I don't understand the intuition behind zero-mean in a covariance matrix. A resource states the following:
https://datascienceplus.com/understanding-the-covariance-matrix/
- Where does the zero mean come from?
- Which data and vectors get transformed here? If we are looking to height and weight as x and y values, f.e., does this get translated into the covariance matrix? or is the covariance matrix a set of values that helps us rotate the actual data vectors to a direction with the most variances? I just don't understand how we derive the covariance matrix, why we have the covariance matrix and on which data set the covariance matrix gets applied in PCA.
The zero mean formula comes from by setting the mean $\bar X=0$ and by defining $$X=\begin{bmatrix}X_1 & \ldots & X_n\end{bmatrix}\in\mathbb{R}^{d\times n}.$$
Note that the dimensions of $X$ are incorrect in the document you posted.
If we expand $XX^T$, we get that
$$XX^T=\begin{bmatrix}X_1 & \ldots & X_n\end{bmatrix}\begin{bmatrix}X_1 & \ldots & X_n\end{bmatrix}^T=\sum_{i=1}^nX_iX_i^T,$$
from which we recover the zero-mean covariance matrix.
Your second point is unclear as it contains a lot of unclear comments.
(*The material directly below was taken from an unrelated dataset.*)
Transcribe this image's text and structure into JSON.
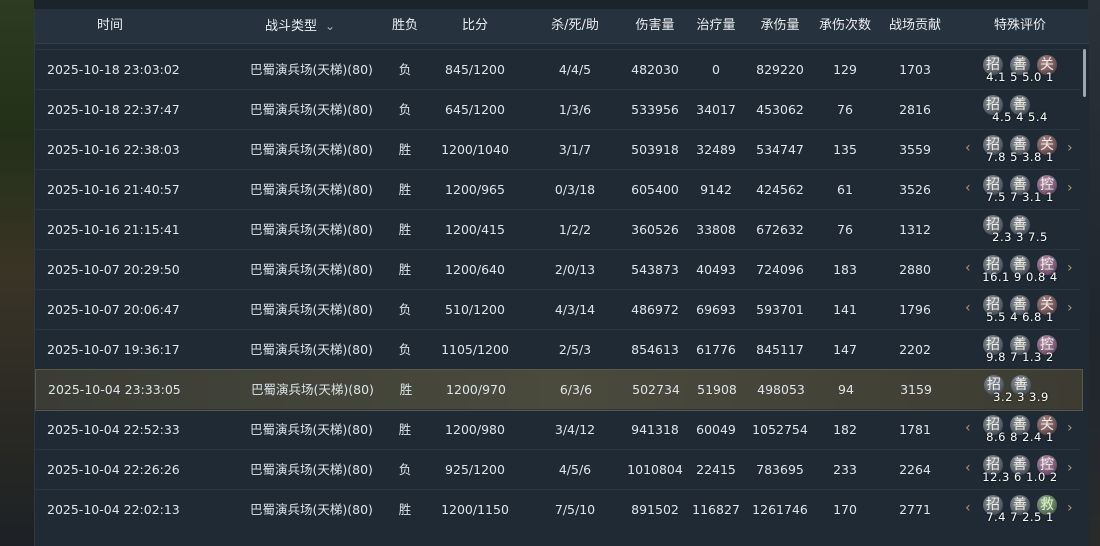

The covariance matrix measures the variability in your data. For instance, if the first component of the $X_i$'s contains height, the variance will indicate how variable the height is your dataset. If the variance is high, then you have high variability and if it is low, then you will have a low variability.
Now if the second component is weight, then the covariance between height and weight will tell you how they correlate. If the covariance is positive this means that the correlation is positive, which means that large heights are associated with large weights, and vice-versa. If the covariance is negative this means that the correlation is negative, which means that large heights are associated with low weights, and vice-versa.
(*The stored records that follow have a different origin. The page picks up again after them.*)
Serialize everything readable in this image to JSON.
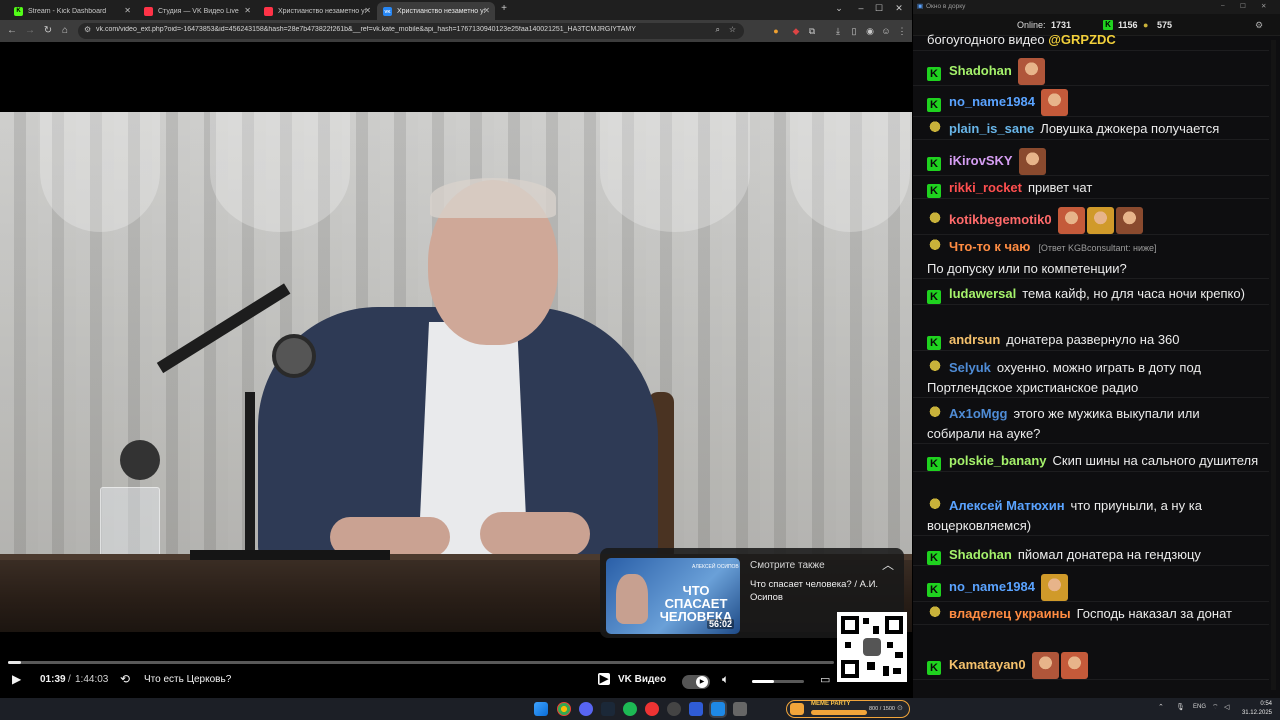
{
  "browser": {
    "tabs": [
      {
        "label": "Stream - Kick Dashboard",
        "fav_color": "#53fc18",
        "fav_glyph": "K",
        "active": false
      },
      {
        "label": "Студия — VK Видео Live",
        "fav_color": "#ff3347",
        "fav_glyph": "",
        "active": false
      },
      {
        "label": "Христианство незаметно ухо",
        "fav_color": "#ff3347",
        "fav_glyph": "",
        "active": false
      },
      {
        "label": "Христианство незаметно ухо",
        "fav_color": "#2787f5",
        "fav_glyph": "VK",
        "active": true
      }
    ],
    "new_tab": "+",
    "url": "vk.com/video_ext.php?oid=-16473853&id=456243158&hash=28e7b473822f261b&__ref=vk.kate_mobile&api_hash=1767130940123e25faa140021251_HA3TCMJRGIYTAMY"
  },
  "video": {
    "see_also_heading": "Смотрите также",
    "see_also_title": "Что спасает человека? / А.И. Осипов",
    "thumb_title": "ЧТО СПАСАЕТ ЧЕЛОВЕКА",
    "thumb_tag": "АЛЕКСЕЙ ОСИПОВ",
    "thumb_duration": "56:02",
    "current_time": "01:39",
    "total_time": "1:44:03",
    "progress_fraction": 0.016,
    "chapter": "Что есть Церковь?",
    "brand": "VK Видео",
    "volume_fraction": 0.42
  },
  "chat": {
    "window_title": "Окно в дорку",
    "online_label": "Online:",
    "online_count": "1731",
    "kick_count": "1156",
    "pepe_count": "575",
    "top_fragment": "богоугодного видео",
    "top_mention": "@GRPZDC",
    "messages": [
      {
        "badge": "kick",
        "user": "Shadohan",
        "color": "#a5f26b",
        "text": "",
        "emotes": 1,
        "reply": ""
      },
      {
        "badge": "kick",
        "user": "no_name1984",
        "color": "#5aa3ff",
        "text": "",
        "emotes": 1,
        "reply": ""
      },
      {
        "badge": "pepe",
        "user": "plain_is_sane",
        "color": "#68b5e8",
        "text": "Ловушка джокера получается",
        "emotes": 0,
        "reply": ""
      },
      {
        "badge": "kick",
        "user": "iKirovSKY",
        "color": "#d69ef3",
        "text": "",
        "emotes": 1,
        "reply": ""
      },
      {
        "badge": "kick",
        "user": "rikki_rocket",
        "color": "#ff4f4f",
        "text": "привет чат",
        "emotes": 0,
        "reply": ""
      },
      {
        "badge": "pepe",
        "user": "kotikbegemotik0",
        "color": "#ff6a6a",
        "text": "",
        "emotes": 3,
        "reply": ""
      },
      {
        "badge": "pepe",
        "user": "Что-то к чаю",
        "color": "#ff8c42",
        "text": "По допуску или по компетенции?",
        "emotes": 0,
        "reply": "[Ответ KGBconsultant: ниже]"
      },
      {
        "badge": "kick",
        "user": "ludawersal",
        "color": "#a5f26b",
        "text": "тема кайф, но для часа ночи крепко)",
        "emotes": 0,
        "reply": ""
      },
      {
        "badge": "kick",
        "user": "andrsun",
        "color": "#f5c16c",
        "text": "донатера развернуло на 360",
        "emotes": 0,
        "reply": ""
      },
      {
        "badge": "pepe",
        "user": "Selyuk",
        "color": "#4f8cd6",
        "text": "охуенно. можно играть в доту под Портлендское христианское радио",
        "emotes": 0,
        "reply": ""
      },
      {
        "badge": "pepe",
        "user": "Ax1oMgg",
        "color": "#4f8cd6",
        "text": "этого же мужика выкупали или собирали на ауке?",
        "emotes": 0,
        "reply": ""
      },
      {
        "badge": "kick",
        "user": "polskie_banany",
        "color": "#a5f26b",
        "text": "Скип шины на сального душителя",
        "emotes": 0,
        "reply": ""
      },
      {
        "badge": "pepe",
        "user": "Алексей Матюхин",
        "color": "#5aa3ff",
        "text": "что приуныли, а ну ка воцерковляемся)",
        "emotes": 0,
        "reply": ""
      },
      {
        "badge": "kick",
        "user": "Shadohan",
        "color": "#a5f26b",
        "text": "пйомал донатера на гендзюцу",
        "emotes": 0,
        "reply": ""
      },
      {
        "badge": "kick",
        "user": "no_name1984",
        "color": "#5aa3ff",
        "text": "",
        "emotes": 1,
        "reply": ""
      },
      {
        "badge": "pepe",
        "user": "владелец украины",
        "color": "#ff8c42",
        "text": "Господь наказал за донат",
        "emotes": 0,
        "reply": ""
      },
      {
        "badge": "kick",
        "user": "Kamatayan0",
        "color": "#f5c16c",
        "text": "",
        "emotes": 2,
        "reply": ""
      }
    ]
  },
  "taskbar": {
    "meme_label": "MEME PARTY",
    "meme_count": "800 / 1500",
    "lang": "ENG",
    "time": "0:54",
    "date": "31.12.2025"
  },
  "icons": {
    "back": "arrow-left",
    "forward": "arrow-right",
    "reload": "reload",
    "home": "home",
    "play": "play",
    "volume": "speaker",
    "settings": "gear"
  }
}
If you want to do dimensionality reduction, the covariance matrix can be decomposed into the sum of rank-one matrices obtained from an eigenvalue decomposition. Each one of those matrices "explain" part of the data at the covariance level. Those rank-one matrices can be ranked in terms of importance by ordering the associated eigenvalues and keeping the ones associated with the largest ones.